Water Offsets: Reciclagem de águas cinzas recuperou 80% do consumo. Estabeleceu 3.000 residências neutras em água na Europa e piloto tailandês com potencial de conservar 10 bilhões de litros.

Google — Green: Light IA otimiza semáforos em tempo real em 70 interseções de 20 cidades. Reduziu paradas em 30% e emissões em 10%, evitando 3.000 toneladas de CO₂ em 2024.

YvY Capital:  Ecossistema brasileiro de motos elétricas com iFood como âncora. Meta de 600.000 veículos/ano até 2035, evitando 6 milhões de toneladas de carbono e elevando renda de 280.000 trabalhadores em 40%.

IFC — APEX: Plataforma que traduz ambições climáticas em investimentos financiáveis. Em Cidade do Cabo, estruturou 6,3 bilhões de dólares em cinco clusters com projeção de 23% de redução de emissões até 2030.

Electrolux —Greenhouse Sthlm:  Bairro sueco de uso misto para 3.000 pessoas com estrutura de madeira. Reduz emissões em 57% versus concreto e alcançou certificação BREEAM Outstanding (96,6%).


Qualificação verde

Formar e requalificar profissionais é tão urgente e estratégico quanto mobilizar capital financeiro. Programas multilaterais de capacitação técnica, plataformas digitais de conhecimento compartilhado e redes setoriais estruturadas de treinamento vocacional preparam a força de trabalho que a descarbonização já demanda hoje, fechando gaps críticos de habilidades que ameaçam atrasar a transição.

IFC — GB-TAP:  Capacitação global em títulos sustentáveis desde 2019. Treinou 2.009 profissionais em 65 países, apoiou 38 frameworks e viabilizou 21 bilhões de dólares em emissões com 6,2 milhões de tCO₂e evitadas.

GCBC:  Coalizão lançada na COP28 reunindo 100 organizações. Plataforma acessada por 3.100 usuários e Programa Acelerador com 3 vencedores entre 47 candidaturas.

Salesforce — Agent Tierra:  Agente de IA via WhatsApp que orienta agricultores colombianos. Parte de portfólio apoiando 24 ONGs com tecnologia Agentforce para impacto socioambiental.

Schneider Electric:  Programa capacitando PMEs lançado em 2023. Treinou 16.000 usuários com meta de 100.000 até 2030. A iniciativa A2T já qualificou1 milhão de jovens em STEM globalmente.

SENAI:  Modelo prospectivo de demanda profissional desenvolvido desde 2003. Aplicado em setores industriais brasileiros e transferido para República Dominicana, Chile, Uruguai e países africanos via CINTERFOR/OIT.

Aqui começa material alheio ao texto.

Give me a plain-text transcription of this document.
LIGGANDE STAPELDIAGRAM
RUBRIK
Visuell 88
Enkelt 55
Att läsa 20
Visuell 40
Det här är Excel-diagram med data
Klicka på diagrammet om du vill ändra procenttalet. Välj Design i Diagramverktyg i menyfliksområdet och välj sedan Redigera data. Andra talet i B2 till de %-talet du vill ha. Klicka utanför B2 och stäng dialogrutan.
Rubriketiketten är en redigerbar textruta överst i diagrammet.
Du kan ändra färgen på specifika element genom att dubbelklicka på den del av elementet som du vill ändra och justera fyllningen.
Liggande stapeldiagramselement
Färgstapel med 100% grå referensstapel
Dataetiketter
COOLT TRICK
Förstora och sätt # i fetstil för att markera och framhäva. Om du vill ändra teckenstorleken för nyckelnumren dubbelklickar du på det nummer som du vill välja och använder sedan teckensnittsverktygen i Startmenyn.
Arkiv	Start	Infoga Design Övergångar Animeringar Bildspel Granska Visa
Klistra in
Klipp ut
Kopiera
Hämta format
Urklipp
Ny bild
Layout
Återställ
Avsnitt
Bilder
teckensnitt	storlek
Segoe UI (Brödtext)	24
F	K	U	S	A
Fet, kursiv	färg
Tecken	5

GIZ — Vietnã: Centro de Excelência em Renováveis entre 2021 e 2024. Treinou 307 professores e 292 técnicos, com 99% reportando melhores perspectivas de carreira. Replicado na Mongólia.


Capital para transição

Instrumentos financeiros inovadores convertem passivos soberanos em conservação de longo prazo, conectam pequenas e médias empresas a crédito acessível, criam mercados regulados e transparentes de carbono, e viabilizam projetos industriais transformadores através de garantias multilaterais e arranjos sofisticados de capital misto público-privado.

Financiamento verde: instrumentos inovadores conectam investidores a projetos de conservação e economia de baixo carbono (Rogério Cassimiro/MMA/Divulgação)

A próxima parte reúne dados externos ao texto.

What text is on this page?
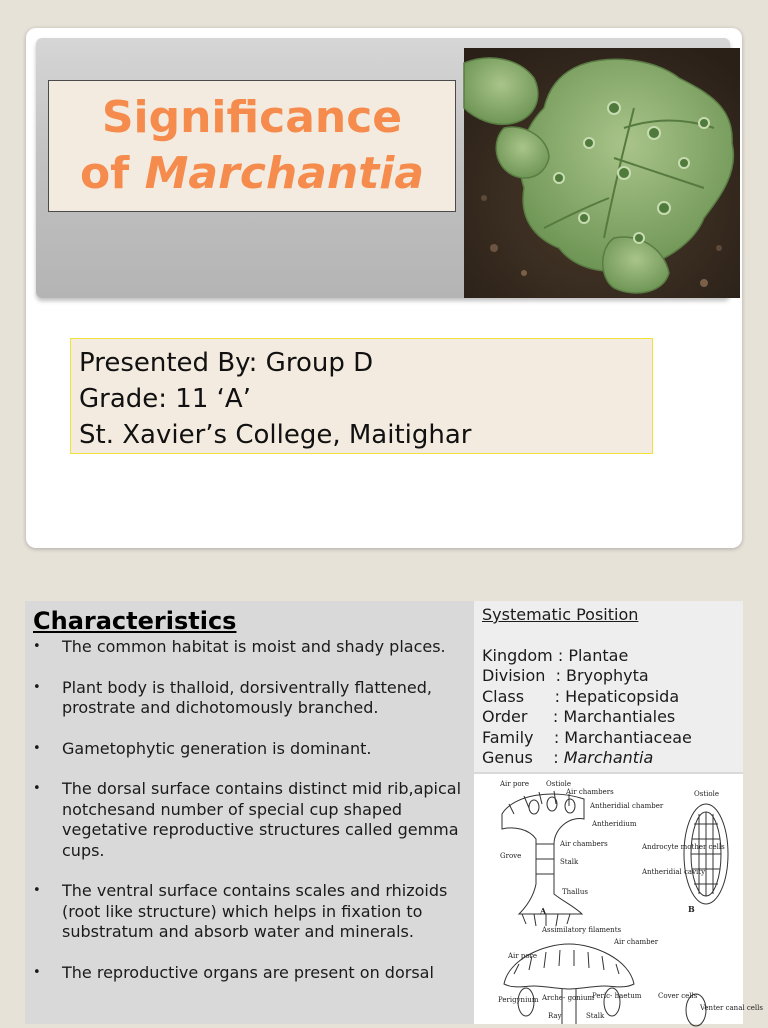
Significance
of Marchantia
Presented By: Group D
Grade: 11 ‘A’
St. Xavier’s College, Maitighar
Characteristics
• The common habitat is moist and shady places.
• Plant body is thalloid, dorsiventrally flattened, prostrate and dichotomously branched.
• Gametophytic generation is dominant.
• The dorsal surface contains distinct mid rib,apical notchesand number of special cup shaped vegetative reproductive structures called gemma cups.
• The ventral surface contains scales and rhizoids (root like structure) which helps in fixation to substratum and absorb water and minerals.
• The reproductive organs are present on dorsal
Systematic Position
Kingdom : Plantae
Division  : Bryophyta
Class      : Hepaticopsida
Order     : Marchantiales
Family    : Marchantiaceae
Genus    : Marchantia
Air pore Ostiole
Air chambers
Antheridial chamber
Antheridium
Air chambers
Grove
Stalk
Thallus
A
Ostiole
Androcyte mother cells
Antheridial cavity
B
Assimilatory filaments
Air chamber
Air pore
Perigynium Arche- gonium
Peric- haetum
Ray	Stalk
Cover cells
Venter canal cells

Bank of America — Equador: Maior debt-for-nature swap terrestre, convertendo 1,53 bilhão de dólares em dívida soberana. Libera 800 milhões de dólares em economia fiscal e 400 milhões de dólares para conservação de 6,4 milhões de hectares amazônicos.

C2FO — México:  Plataforma de pagamento antecipado operacional desde maio de 2023. Atendeu 5.000 empresas com potencial estimado de 30 bilhões de dólares em capital de giro e elevação de 1,1% no PIB.

Ninety One:  Dívida de transição para mercados emergentes lançada em 2024. Yield de 5,41%, spread de 202 pontos-base e performance de 6,9%, atraindo capital institucional para setores hard-to-abate.

B3:  Repositório regulado para créditos de carbono integrado à plataforma ACX. Transacionou 3,3 milhões de tCO₂ em 2024 e prepara ambiente para o Sistema Brasileiro de Créditos de Carbono.

Stegra: Primeira siderúrgica a hidrogênio verde do mundo na Suécia com capacidade de 2,5 milhões de toneladas/ano. Investimento de 6,5 bilhões de euros com redução de 95% nas emissões.

GOL/Vibra/Abra:  Primeira operação Book & Claim de SAF na América Latina. Aposentou 50 unidades, correspondendo a 190 tCO₂eq com divisão de custos entre operador aéreo e cliente corporativo Microsoft.